マリアを監禁して御前試合を有利に進めようとしたのはラスティアの策謀であり、自分は無実だと言って逃げ回ったワルター。
しかしワーグナ王やウィリバルト皇太子がワルターの無実を信じるはずもなく、かつ王族親衛騎士団長としてあるまじき行為であると判断した。
しいては辱めを受けたとさえ考えた。
「ワルター。騎士としてなんと恥ずかしい男よ。その汚名を雪ぐには道は一つしかあるまい」
ワルターに対してウィリバルト皇太子は毅然とした態度で言った。
つまり騎士として死なせてやるから、潔く自害しろと迫ったのだ。
そしてラスティアの処遇だ。
マリアに到底及ばぬ『癒し手』の能力。策謀を張り巡らす人間性。なによりも神聖な騎士の戦いを汚したとして、ワルターと同様の処遇を下した。
公爵家の人間に対しては重すぎる罰であったかもしれないが、王や皇太子はそれほどにワルターとラスティアに対して怒り心頭であった。
しかしそれを知ったマリアは即座に動いた。
陛下と皇太子に対して書状を送り、二人の許しを幾度も説いた。
その頃すでにマリアの名声はワーグナ王国中に深く広まっており、その行為を庶民がまたしても褒めそやした。
自らを危険な目に遭わせた人間に対しても慈悲の心を持つマリア。
詩人達は大いにその人間性を謳ったのだった。
これによってマリアの人気はさらに高まる。留まるところを知らない程に。
それに伴って、ワーグナ王やウィリバルト皇太子もさすがにマリアの嘆願を無視できなくなった。
結果。ワルターとラスティアをこれ以上追い詰めることはせず、彼らは死刑を免れることになった。
だが死罪のほうがまだマシであったかもしれない。
ワルターは王族騎士団長を解任されただけではなく、騎士団からも除名された。
ラスティアは王族や貴族からも治療行為を拒否されるようになった。
それだけではない。
二人の所業はワーグナ王国全土に広まっている。
ダルナスとマリアとは違う意味でその名を轟かせることになった。
『恥ずかしい公爵夫妻』
それが彼らの通り名だ。
*
ロマネス領に帰ったマリアは、ダルナスに一つの提案をした。
領民への『癒し手』能力の使用についてだ。
ダルナス邸の近くに病院を設け、そこで治療を行うという内容であった。
ダルナスはそれを二つ返事で許可を出す。
というよりもダルナスはそのような妻マリアを自慢するかのように、領民にその事を発布した。
それだけではない。
時にはマリア自ら街や村に出向いて怪我や病を治療することもあった。
勿論マリアだけが出向くのではなかった。
マリアの考えに賛同する医師。そして王族親衛騎士団を御前試合で打ち破ったロマネス騎士団が護衛として、かつ介護の手伝いをした。
それは次第にロマネス領だけに留まらなくなった。
マリアの評判は王国全土を駆け巡っている。お蔭で他の領地からも依頼がくるようになった。

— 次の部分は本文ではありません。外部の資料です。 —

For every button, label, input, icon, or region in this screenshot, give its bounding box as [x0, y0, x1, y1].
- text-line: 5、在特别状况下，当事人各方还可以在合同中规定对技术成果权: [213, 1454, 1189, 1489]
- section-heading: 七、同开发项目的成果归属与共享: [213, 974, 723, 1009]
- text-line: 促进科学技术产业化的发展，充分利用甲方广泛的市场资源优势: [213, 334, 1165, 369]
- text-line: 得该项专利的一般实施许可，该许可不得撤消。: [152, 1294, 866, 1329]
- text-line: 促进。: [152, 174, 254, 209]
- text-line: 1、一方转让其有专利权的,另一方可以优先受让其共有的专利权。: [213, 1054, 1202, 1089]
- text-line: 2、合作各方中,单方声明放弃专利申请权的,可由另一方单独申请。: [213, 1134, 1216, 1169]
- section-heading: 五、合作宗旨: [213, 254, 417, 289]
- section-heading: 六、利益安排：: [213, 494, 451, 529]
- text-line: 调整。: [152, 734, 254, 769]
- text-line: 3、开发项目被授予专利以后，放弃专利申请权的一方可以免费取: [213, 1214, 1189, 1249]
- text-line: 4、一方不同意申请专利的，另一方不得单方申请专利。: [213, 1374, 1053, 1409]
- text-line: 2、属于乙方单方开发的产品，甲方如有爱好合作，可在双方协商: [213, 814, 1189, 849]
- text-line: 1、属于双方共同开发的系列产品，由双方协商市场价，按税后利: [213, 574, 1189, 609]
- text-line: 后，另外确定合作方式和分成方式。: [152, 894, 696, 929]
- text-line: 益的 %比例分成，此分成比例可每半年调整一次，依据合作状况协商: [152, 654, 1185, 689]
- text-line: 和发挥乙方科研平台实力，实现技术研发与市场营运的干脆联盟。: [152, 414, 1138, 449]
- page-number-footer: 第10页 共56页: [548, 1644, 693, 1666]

マリアはそれに快く応え、できる限り出向いて治療行為をしたという――。
――――時は過ぎた。
二人は子宝にも恵まれて幸せな時間をたくさん過ごし、そして晩年最期の時まで仲睦まじい姿が見られた。
後世のワーグナ王国にはそんな二人の言い伝えが残っている。
ロマネス領を統治していた領民思いの名君がいたことを。
そしてその妻マリアは苦しむ人に分け隔てなく『癒し手』の力を使った、聖女のような女性であったことを。
彼らの逸話は、この王国にいくつも残っている――――。